▶ 2016年8月号 目次

参院選でみえた保守化する若者の投票行動

李洪千


 7月10日に投開票が行われた第24回参議院選挙で、もっとも注目を浴びたのは18歳と19歳の若い有権者であった。彼らが投ずる一票によって参院選後の日本の政治が大きく方向転換するのではないかと期待が膨らんだ。若い有権者にスポットライトが当たったのは、公職選挙法の改正によって、選挙権年齢が20歳以上から18歳以上に引き下げられたからである。先進民主主義諸国に比べてもずいぶん遅れての政治参加である。
 今の日本は高齢者の政策が優先されるシルバー民主主義社会ともいえる。このままなら将来的に負担を背負わないといけない若者の意思が政治に反映されない。若者に将来の重荷になる内容を高齢者が決めてしまう矛盾が発生する。選挙権年齢を引き下げたのは、若者を政治に参加させ、自分の将来のことに関心を向かせて決めてもらうという意味が込められている。
 参院選で240万人の若者が新しく有権者として加わった。全有権者のうち約2%に当たる。少ない割合に比して彼らがもつ潜在的な影響力は大きい。選挙が接戦になると、1票で当落の明暗が分かれる場合もある。例えば、大分選挙区では、当選者の足立信也氏と古庄玄知氏との票差はわずか1090票であった。新潟選挙区で当選した森裕子氏と2位の中原八一氏は2279票で明暗が分かれた。
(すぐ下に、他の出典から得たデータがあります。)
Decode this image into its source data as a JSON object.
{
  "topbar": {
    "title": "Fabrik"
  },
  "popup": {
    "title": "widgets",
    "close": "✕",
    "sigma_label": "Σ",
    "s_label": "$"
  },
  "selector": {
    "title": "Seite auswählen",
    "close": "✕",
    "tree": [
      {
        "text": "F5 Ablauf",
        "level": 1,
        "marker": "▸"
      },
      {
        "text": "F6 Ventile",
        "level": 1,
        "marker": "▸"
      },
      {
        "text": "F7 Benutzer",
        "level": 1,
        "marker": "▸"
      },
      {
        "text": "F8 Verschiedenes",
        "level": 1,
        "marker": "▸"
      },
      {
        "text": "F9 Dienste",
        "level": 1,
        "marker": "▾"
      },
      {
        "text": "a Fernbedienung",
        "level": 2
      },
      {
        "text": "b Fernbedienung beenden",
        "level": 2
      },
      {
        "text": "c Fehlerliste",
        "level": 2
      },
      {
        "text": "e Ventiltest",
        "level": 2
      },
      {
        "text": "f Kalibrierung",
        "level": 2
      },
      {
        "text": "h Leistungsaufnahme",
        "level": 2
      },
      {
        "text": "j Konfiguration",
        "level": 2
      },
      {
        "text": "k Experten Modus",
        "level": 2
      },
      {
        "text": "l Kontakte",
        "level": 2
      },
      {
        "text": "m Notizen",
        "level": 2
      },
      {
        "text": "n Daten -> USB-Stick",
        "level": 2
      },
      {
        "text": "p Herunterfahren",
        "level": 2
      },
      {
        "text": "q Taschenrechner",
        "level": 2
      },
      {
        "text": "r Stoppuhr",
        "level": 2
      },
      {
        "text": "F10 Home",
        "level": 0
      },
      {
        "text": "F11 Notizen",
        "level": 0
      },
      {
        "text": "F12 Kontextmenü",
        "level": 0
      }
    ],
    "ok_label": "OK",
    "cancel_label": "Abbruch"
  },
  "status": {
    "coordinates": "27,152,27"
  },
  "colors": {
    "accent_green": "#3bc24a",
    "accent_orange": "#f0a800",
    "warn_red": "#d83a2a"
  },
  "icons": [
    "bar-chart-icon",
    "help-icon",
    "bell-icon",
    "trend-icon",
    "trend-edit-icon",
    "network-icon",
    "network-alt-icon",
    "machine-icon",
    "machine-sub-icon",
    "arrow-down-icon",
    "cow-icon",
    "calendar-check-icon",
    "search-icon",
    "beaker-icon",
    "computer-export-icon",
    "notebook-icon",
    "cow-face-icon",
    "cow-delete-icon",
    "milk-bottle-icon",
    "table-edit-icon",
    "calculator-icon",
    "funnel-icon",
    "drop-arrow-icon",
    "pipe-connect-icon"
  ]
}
それ以外にも1万、2万票差で涙をのんだ候補者も少なくないのだ。当落のカギを握っているのは、新しい有権者であり、彼らの動向から目が離せない。
若者の政治参加の増加はどのような効果をもたらすのか。その良い事例が、今年4月に韓国の総選挙で示された。与党が過半数を占めているなかで今回の選挙も与党が第1党になることが予想されていた。
 しかし、19歳と20代の投票率が増加したことで選挙結果は大きく変わった。19歳と20代の若者の投票率は合わせて49.4%。19歳だけの投票率を見ると53.6%と高い。20代の投票率は2012年の36.2%と比べて13.2%も増えた。もちろん、平均投票率の58.0%を下回る割合であるが、前回よりは10%以上増えた。若者の政治参加によって、与党は過半数を失い第2党となった。
 日本の参院選で若者はどのように行動したのか。総務省の発表によると18歳の投票率は51.17%である。19歳の投票率は39.66%である。両方を合わせた投票率は45.45%となっている。平均投票率54.70%より低い。地域別にみると18歳の投票率は大都市ほど高かった。